La magia nei libri – L’emulo di Bosco

di Davide Rubat Remondhttps://www.instagram.com/lamagianeilibri/ 

Ci sono libri che diventano fotografie. Che congelano istanti.

“La fotografia è un oggetto legato ad un soggetto e alla sua assenza. Per questo motivo la fotografia evoca spesso la morte, perché vediamo un oggetto che ricorda un soggetto assente” ci dice il fotografo francese Christian Boltanski. C’è un libro molto importante che mi ricorda un momento preciso, e la persona che me lo regalò. Il dono più bello di ogni altro perché inaspettato. E come tutte le cose inattese circondate da un’aura magica.

Non era abitudine di quel mio zio fare regali, nemmeno per le feste comandate, ma quella domenica pomeriggio degli anni ’80 successe qualche cosa di diverso. Sappe di questa mia strana passione e mi portò in regalo un vecchio libro di giochi di prestigio: ROMANOFF L’ EMULO DI BOSCO.

Non in condizioni ottime, comunque accettabile e bellissimo. Ogni volta che lo sfoglio rivivo quel momento, come in una fotografia.
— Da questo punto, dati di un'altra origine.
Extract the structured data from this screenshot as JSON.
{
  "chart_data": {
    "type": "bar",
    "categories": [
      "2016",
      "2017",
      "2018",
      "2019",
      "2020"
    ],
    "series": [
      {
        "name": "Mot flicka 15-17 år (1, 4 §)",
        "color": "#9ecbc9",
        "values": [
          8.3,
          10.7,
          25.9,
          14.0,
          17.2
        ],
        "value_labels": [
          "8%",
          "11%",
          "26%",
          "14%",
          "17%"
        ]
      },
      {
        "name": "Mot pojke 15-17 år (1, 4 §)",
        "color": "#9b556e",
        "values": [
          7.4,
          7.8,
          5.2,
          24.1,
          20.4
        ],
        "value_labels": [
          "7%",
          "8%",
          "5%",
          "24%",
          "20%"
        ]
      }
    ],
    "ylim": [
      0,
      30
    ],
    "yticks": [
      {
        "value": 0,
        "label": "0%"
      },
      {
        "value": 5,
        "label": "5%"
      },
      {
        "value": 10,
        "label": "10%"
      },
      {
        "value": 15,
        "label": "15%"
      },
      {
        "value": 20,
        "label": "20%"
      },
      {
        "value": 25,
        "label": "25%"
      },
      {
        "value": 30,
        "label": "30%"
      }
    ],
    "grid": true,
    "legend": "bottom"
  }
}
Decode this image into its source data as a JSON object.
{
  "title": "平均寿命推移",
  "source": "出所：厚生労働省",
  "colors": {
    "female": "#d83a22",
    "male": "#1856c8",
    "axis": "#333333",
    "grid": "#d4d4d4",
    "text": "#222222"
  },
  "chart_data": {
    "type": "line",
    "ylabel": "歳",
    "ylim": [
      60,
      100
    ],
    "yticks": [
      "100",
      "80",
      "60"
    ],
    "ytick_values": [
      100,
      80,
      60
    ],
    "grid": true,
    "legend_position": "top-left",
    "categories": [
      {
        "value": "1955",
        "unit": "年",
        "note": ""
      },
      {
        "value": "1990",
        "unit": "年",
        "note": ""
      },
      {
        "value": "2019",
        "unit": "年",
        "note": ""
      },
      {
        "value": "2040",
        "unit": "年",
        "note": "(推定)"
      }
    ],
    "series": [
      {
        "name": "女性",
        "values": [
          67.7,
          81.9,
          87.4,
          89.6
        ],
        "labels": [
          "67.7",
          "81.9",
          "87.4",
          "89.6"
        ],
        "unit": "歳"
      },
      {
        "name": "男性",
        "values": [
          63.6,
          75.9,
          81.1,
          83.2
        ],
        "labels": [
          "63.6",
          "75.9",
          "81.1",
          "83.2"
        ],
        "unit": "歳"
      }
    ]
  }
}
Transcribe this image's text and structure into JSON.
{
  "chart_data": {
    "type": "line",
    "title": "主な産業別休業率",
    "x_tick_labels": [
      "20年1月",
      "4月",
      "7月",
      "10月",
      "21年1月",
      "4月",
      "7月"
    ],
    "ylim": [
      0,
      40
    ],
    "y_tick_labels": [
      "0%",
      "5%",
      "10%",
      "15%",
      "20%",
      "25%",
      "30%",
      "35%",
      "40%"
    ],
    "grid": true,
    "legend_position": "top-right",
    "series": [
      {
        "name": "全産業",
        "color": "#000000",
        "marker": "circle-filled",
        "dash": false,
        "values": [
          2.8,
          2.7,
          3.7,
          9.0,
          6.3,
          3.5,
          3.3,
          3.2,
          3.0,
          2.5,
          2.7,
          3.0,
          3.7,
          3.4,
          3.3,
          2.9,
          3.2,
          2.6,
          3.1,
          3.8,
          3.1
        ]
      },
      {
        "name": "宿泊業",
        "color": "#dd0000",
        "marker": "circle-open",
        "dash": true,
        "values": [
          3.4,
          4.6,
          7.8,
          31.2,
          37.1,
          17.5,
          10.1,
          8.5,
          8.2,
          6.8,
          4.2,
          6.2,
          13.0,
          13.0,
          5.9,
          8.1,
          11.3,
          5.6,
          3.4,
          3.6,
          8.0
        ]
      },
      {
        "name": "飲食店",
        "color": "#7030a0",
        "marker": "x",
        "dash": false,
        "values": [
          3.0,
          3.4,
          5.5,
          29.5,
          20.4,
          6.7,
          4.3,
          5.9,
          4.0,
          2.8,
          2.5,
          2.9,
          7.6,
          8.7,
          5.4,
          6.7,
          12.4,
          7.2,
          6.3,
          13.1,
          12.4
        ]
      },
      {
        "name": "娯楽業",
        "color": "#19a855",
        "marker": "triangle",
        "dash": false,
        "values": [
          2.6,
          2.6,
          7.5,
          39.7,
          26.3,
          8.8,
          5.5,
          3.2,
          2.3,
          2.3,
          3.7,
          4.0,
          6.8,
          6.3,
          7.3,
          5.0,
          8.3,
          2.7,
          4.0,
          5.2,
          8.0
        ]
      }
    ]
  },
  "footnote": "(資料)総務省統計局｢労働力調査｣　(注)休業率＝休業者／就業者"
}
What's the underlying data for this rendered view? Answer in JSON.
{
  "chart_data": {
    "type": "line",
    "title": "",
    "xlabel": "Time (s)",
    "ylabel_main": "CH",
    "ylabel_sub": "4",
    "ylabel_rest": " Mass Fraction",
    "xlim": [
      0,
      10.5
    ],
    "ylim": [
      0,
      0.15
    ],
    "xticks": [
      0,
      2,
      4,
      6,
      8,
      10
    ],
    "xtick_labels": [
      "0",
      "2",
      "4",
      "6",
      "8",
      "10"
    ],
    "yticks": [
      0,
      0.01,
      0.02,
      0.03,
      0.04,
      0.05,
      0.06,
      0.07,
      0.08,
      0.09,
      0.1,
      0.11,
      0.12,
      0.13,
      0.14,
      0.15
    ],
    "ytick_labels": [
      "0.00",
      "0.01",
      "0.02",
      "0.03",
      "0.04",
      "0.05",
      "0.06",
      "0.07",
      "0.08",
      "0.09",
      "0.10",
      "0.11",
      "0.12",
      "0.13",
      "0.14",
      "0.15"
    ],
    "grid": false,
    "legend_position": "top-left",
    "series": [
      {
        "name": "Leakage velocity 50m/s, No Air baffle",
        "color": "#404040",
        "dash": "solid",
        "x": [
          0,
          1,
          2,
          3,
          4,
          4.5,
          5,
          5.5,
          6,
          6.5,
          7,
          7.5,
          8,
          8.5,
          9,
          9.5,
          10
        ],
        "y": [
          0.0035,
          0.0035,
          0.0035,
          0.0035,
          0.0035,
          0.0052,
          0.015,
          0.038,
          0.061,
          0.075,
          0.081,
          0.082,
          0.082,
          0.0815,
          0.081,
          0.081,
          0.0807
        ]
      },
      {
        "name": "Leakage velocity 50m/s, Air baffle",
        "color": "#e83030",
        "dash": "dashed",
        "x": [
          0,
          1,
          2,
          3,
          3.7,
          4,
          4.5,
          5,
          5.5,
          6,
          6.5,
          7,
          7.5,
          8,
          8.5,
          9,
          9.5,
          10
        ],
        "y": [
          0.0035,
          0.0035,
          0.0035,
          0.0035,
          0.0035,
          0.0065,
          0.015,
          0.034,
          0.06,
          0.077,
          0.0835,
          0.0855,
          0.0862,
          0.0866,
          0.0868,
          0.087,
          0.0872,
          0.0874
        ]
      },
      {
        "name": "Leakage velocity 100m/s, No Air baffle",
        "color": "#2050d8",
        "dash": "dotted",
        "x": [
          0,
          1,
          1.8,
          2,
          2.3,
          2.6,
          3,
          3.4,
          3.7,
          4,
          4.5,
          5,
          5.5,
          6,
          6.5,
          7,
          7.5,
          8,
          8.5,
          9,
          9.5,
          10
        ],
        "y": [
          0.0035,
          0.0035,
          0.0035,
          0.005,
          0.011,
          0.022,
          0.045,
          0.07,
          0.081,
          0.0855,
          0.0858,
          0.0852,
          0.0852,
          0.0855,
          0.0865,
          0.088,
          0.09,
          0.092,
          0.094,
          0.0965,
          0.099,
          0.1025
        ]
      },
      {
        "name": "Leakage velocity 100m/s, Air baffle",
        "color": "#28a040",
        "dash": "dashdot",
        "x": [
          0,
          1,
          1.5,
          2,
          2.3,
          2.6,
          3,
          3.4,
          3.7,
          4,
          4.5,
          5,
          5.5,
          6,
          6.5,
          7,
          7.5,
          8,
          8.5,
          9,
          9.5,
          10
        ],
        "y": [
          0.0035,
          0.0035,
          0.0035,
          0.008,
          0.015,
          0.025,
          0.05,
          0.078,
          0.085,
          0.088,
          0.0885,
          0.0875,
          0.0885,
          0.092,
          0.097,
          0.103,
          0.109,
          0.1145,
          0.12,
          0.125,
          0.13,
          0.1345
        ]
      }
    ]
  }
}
Potessi scegliere un posto ed un tempo per ritornare, alla mia “sliding doors” e affrontare il bivio, sarebbe quel giorno con quel libro tra le mani.

Romanoff – L’emulo di Bosco confidenze di un prestigiatore

La mia copia è la settima ristampa edita dalla DOMINO editore nel 1941. Al costo di 12 lire si acquistava un libro di magia incredibile, giochi spiegati in modo dettagliato e molto moderni per il periodo bellico in cui è stato pubblicato, ma ricordo che la prima edizione.

“Il merito del Prof. Romanoff, è quello dell’avere abbandonato i vecchi giuochi, egli ha innovato, inventato, creato… Il lettore non si troverà quindi di fronte ai soliti libri che purtroppo hanno un sapore di vecchiume e quindi di riproduzione”

Romanoff era il nome d’arte di Giovanni Battista Romano che nacque in Sicilia nel 1891.Figlio di un preside ebbe un’ ottima formazione scolastica. Iniziò, come spesso succede, molto giovane a dare spettacoli di beneficenza, cosa che costituirà l’elemento ricorrente nella sua fortunata carriera. Romano non esercitava l’illusionismo a tempo pieno, era Funzionario Ispettivo delle Aste. Durante uno dei suoi spettacoli affascinò talmente l’allora Ministro delle Regie Poste che gli fu ordinato di eseguire il suo spettacolo in tutte le sedi dei Dopolavoro Postale d’Italia con la garanzia di poter esercitare l’Arte a tempo pieno.

Di lui ci rimangono i volumi Magia tascabile, Romanoff L’emulo di Bosco : confidenze di un prestigiatore; e Nel mondo dell’invisibile.

Sul finire degli anni Trenta, Romanoff diede vita al suo famoso “Studio Magico” (casa magica per corrispondenza, con un catalogo di giochi). Fu insignito per i suoi meriti della Croce di Cavaliere da Vittorio Emanuele III e fu nominato Commendatore della Corona d’Italia.

Si spense a Palermo nel 1968.

Anche questo volume è stato d’ispirazione per intere generazioni di futuri illusionisti con le sue molte ristampe.

A proposito dello Studio Magico di Romanoff, nella mia collezione è presente anche un catalogo dello studio palermitano del grande illusionista. Molti dei giochi illustrati nel libro sono presenti in vendita con tutto il necessario per l’esecuzione, nel catalogo. Sul retro viene reclamizzata la vendita, per 5 lire, del “nuovo” volume di Romano “Magia tascabile”, libro attualmente introvabile.

Nel suo laboratorio artigianale gli apparati venivano costruiti e venduti per corrispondenza, ed aveva aperto filiali anche a Roma, Napoli, Bari e Taranto per poter accontentare le innumerevoli richieste da parte di tanti professionisti e dilettanti praticanti la magia.